A knee with congenital conditions, sports injuries, wear and tear and arthritis can cause tremendous pain, even lack of sleep and inability to walk. A total knee replacement is one means to replace that damaged joint by resurfacing the bone ends of the thigh and shin bone, capping them each with metal pieces and placing plastic in between to ensure support, flexibility and motion, without the pain.
Computer-assisted surgery allows the physician an additional measure of care by providing alignment of the knee joint with the bones and with the body, which will allow the joint to work better and last longer.
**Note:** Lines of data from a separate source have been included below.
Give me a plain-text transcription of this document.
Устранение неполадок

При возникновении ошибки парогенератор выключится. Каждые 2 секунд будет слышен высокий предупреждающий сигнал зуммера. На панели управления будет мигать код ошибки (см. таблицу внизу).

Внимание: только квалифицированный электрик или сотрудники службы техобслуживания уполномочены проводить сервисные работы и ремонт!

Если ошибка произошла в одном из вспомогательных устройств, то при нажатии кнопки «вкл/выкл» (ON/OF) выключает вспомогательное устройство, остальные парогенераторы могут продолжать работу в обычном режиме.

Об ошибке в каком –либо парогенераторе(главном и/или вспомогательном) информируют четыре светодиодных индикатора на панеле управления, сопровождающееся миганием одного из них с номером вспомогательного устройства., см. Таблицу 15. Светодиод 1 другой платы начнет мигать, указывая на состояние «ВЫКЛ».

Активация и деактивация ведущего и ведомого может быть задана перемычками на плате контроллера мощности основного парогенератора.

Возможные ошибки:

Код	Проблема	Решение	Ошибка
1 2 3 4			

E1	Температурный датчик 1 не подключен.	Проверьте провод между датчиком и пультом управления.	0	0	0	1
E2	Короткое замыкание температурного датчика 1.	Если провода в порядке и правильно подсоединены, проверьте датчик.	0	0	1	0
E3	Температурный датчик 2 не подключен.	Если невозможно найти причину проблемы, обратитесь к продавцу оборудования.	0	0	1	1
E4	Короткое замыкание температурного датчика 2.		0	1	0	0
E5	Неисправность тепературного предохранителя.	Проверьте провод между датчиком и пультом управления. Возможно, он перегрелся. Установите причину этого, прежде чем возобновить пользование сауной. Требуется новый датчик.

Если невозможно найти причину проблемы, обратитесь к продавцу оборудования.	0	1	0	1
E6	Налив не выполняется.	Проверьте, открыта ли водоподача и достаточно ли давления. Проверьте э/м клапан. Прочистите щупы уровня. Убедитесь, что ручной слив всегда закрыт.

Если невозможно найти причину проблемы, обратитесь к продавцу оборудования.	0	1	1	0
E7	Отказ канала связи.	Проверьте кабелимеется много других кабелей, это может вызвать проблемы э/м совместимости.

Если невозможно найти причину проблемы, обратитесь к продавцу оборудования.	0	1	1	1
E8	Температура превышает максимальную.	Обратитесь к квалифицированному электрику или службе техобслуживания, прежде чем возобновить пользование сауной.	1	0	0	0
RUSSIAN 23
Knee replacement surgery is for patients who have extreme knee pain and disabilities caused by congenital defects, trauma, osteoarthritis or rheumatoid arthritis. Either through trauma or degeneration, cartilage may have worn away where the patient’s thigh and shin bones rub directly against each other. Knee replacement patients have already tried the non-steroidal anti-inflammatory drugs, cortisone injections, physician therapy and possible less invasive surgeries to relieve their discomfort.
To prepare for surgery, in addition of medical history and physical exam, additional scanning may be needed such as bone scans or MRIs or CTs.
Numerous designs of knee joints are available and the design chosen by the patient and the physician will depend on the patient’s age, weight, activity, health and condition. The patient may choose general anesthesia or a more localized version.
During the surgery, the physician trims off about one third of an inch of the ends of the thigh bone and then cements a curved metal femoral component that covers the end of the thigh bone. About a third of an inch of the shin bone is trimmed away at the top and replaced with a flat and stemmed tibial plate that is cemented onto the top of the shin bone. The plate has a polyethylene cushion that allows for movement. Another piece replaces the patella or kneecap.
The metal pieces are typically titanium- or cobalt chromium-based alloys. These replacement joints have a 95% chance of lasting 10 to 20 years or more. Before and during surgery, the physician uses the computer to take measurements that guide the size, design and placement of the knee joint.
Just as important as the surgery is the process is rehabilitation, Lang said. As soon as possible, patients are encouraged to get up and walk. Physical therapy starts right away. Joint replacement patients are cared for by physicians, physical therapists, nurses and staff who all have special training in joint replacement care. In addition to the high volume of hip and knee replacements, resurfacings, repairs and preservations, Wake Forest Baptist Medical Center also does research and trains future surgeons.
In addition to Lang, the other orthopaedic surgeons who are part of the comprehensive joint program in the Department of Orthopaedic Surgery include, Gary G. Poehling, John B. Hubbard, David F. Martin, John S. Shields, and Scott C. Wilson.